« Mangetaheta ambonin’ny lakana » , cet adage ne traduit que trop bien la situation dans laquelle se trouve le peuple malagasy. D’un côté, une majeure partie de la population vit dans l’extrême pauvreté. De l’autre, le pays est doté d’une biodiversité unique au monde dont une exploitation rationnelle aurait eu pour effet l’amélioration du cadre de vie de tout un chacun. Faute d’une gouvernance efficiente des ressources naturelles et d’une responsabilisation de chaque acteur concerné, les forêts se sont vues être le théâtre d’exploitations sauvages.
L’être humain, obligé de tirer des forêts les ressources nécessaires à sa survie n’a eu de cesse d’y porter des pressions de plus en plus importantes . Actuellement, une très grande partie de celles-ci a déjà disparu, disparition dont les conséquences ont été plus que désastreuses pour la biodiversité.
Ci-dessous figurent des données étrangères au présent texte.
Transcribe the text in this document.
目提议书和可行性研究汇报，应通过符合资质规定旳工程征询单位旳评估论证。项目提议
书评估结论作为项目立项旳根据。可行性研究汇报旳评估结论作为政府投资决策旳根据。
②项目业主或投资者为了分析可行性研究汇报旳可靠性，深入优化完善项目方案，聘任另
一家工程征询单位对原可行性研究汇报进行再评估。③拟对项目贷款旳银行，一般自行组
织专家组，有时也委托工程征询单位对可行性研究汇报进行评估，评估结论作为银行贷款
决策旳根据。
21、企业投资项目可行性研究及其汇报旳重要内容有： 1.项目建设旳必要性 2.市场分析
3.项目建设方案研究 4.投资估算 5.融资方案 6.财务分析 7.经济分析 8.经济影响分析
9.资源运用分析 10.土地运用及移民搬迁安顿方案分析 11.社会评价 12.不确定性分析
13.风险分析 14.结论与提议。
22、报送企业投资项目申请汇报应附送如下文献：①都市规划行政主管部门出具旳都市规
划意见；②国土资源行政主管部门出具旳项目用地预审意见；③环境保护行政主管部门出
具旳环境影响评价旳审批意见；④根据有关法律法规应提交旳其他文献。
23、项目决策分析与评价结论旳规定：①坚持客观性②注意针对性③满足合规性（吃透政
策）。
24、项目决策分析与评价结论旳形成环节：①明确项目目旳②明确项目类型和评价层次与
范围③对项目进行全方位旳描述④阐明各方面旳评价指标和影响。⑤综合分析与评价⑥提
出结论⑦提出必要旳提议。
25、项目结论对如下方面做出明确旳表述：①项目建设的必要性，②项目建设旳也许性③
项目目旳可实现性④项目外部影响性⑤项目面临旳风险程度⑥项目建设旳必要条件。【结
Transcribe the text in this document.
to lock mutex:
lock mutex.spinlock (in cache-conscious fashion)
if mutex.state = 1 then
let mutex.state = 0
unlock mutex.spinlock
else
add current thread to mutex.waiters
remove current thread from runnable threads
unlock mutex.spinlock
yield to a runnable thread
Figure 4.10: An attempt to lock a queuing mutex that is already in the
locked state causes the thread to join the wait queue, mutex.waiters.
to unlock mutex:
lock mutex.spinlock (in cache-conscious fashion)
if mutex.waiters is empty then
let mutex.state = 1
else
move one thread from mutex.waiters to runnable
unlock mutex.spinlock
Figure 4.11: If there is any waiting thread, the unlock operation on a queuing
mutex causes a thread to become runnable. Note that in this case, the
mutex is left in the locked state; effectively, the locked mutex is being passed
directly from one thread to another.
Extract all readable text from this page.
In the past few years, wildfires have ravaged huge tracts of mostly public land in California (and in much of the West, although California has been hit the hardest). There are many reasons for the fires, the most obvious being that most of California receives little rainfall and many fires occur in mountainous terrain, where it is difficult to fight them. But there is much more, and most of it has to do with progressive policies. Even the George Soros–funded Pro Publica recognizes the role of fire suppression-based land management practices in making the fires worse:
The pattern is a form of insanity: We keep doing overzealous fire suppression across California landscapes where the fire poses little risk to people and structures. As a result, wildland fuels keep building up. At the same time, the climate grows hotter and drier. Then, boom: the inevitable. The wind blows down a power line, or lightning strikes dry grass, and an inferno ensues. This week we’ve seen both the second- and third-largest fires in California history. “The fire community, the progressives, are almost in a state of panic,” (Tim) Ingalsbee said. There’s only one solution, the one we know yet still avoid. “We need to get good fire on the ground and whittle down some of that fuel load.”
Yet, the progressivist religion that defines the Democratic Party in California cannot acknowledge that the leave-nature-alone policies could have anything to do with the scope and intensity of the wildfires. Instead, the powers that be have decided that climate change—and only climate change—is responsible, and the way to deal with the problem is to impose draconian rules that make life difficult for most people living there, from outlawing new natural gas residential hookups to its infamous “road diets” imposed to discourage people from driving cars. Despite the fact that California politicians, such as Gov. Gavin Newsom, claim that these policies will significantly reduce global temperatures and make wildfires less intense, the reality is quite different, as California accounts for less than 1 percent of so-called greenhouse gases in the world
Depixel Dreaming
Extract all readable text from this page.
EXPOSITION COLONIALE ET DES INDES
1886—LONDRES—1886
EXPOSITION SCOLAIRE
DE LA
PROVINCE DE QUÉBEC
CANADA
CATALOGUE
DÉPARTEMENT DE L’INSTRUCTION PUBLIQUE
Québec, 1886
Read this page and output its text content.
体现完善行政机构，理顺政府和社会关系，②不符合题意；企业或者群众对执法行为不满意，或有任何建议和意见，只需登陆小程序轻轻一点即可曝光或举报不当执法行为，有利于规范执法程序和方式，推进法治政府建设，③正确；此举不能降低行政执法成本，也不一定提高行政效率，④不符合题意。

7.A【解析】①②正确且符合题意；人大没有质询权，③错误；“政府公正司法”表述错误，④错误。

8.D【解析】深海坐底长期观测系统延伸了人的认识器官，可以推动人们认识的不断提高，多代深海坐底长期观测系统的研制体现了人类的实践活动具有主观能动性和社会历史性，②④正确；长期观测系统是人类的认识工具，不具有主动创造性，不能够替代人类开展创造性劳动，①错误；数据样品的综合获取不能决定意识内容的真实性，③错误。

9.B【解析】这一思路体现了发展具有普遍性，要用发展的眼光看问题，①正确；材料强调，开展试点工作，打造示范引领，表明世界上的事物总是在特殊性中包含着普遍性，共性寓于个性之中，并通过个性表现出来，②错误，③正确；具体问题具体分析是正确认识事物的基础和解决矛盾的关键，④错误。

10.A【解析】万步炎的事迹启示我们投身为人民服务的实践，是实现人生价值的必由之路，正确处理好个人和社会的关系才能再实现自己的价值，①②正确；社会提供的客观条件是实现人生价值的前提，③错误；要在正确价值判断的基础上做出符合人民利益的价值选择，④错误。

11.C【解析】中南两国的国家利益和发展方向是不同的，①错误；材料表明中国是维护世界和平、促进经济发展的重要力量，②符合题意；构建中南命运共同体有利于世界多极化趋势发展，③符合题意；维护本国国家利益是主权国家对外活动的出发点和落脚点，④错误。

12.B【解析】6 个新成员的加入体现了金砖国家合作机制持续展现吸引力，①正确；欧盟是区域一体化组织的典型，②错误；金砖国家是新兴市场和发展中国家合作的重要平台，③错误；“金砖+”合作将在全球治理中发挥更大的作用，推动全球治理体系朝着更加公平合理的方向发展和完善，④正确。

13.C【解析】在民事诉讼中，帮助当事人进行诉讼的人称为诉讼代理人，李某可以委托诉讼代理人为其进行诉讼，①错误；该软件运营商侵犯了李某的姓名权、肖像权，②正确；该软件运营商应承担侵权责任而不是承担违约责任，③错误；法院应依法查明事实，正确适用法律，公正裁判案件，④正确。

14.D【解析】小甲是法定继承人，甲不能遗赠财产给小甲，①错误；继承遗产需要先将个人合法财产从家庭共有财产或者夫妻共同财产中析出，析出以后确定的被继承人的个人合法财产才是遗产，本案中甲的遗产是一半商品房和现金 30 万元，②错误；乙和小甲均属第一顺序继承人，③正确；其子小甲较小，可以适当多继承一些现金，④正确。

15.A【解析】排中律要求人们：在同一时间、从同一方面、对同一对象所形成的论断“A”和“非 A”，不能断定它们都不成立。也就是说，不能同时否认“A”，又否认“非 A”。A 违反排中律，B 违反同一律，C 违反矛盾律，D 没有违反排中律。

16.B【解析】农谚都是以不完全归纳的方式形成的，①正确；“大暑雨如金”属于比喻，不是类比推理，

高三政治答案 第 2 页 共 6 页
En effet, ces mauvaises pratiques traduisant une gestion irresponsable de l’environnement ont été la source de la disparition de nombreuses espèces tant faunistiques que floristiques, pourtant indispensables au maintien des grands équilibres écologiques. C’est pourquoi le droit de l’environnement, droit qualifié de jeune par de nombreux auteurs, s’intéresse aux principes qui tendent à la protection du patrimoine forestier de sorte qu’il soit possible de faire coexister les activités de l’homme avec la préservation de la nature.
L’insuffisance des recherches données scientifiques sur l’espèce
Un poivre endémique à Madagascar
Madagascar compte plusieurs variétés de poivre appartenant à la famille piper nigrum, famille recensée surtout en Orient. Certaines variétés ont une origine malgache tandis d’autres y ont été introduites pour en faire la culture. C’est par exemple le cas de la variété belantoeng sur la côte Est qui a commencé à y être cultivé depuis les années 1900 .
Le poivre tsiperifery est d’origine malgache. Selon l’état des études effectuées, c’est une espèce qui est endémique à l’île c’est-à dire qui n’existe nulle part ailleurs dans le monde. Selon une distinction effectuée par Vives GERARD , un gastronome français, il y aurait 7 types d’épices de poivre. Les 3 premiers, le poivre noir, le poivre blanc et le poivre vert sont ceux cueillis auprès du poivrier piper nigrum à divers stade de leur maturité. Quant aux 4 autres, ce sont respectivement : le poivre rouge, le cubèbe, le poivre long et enfin le voatsiperifery.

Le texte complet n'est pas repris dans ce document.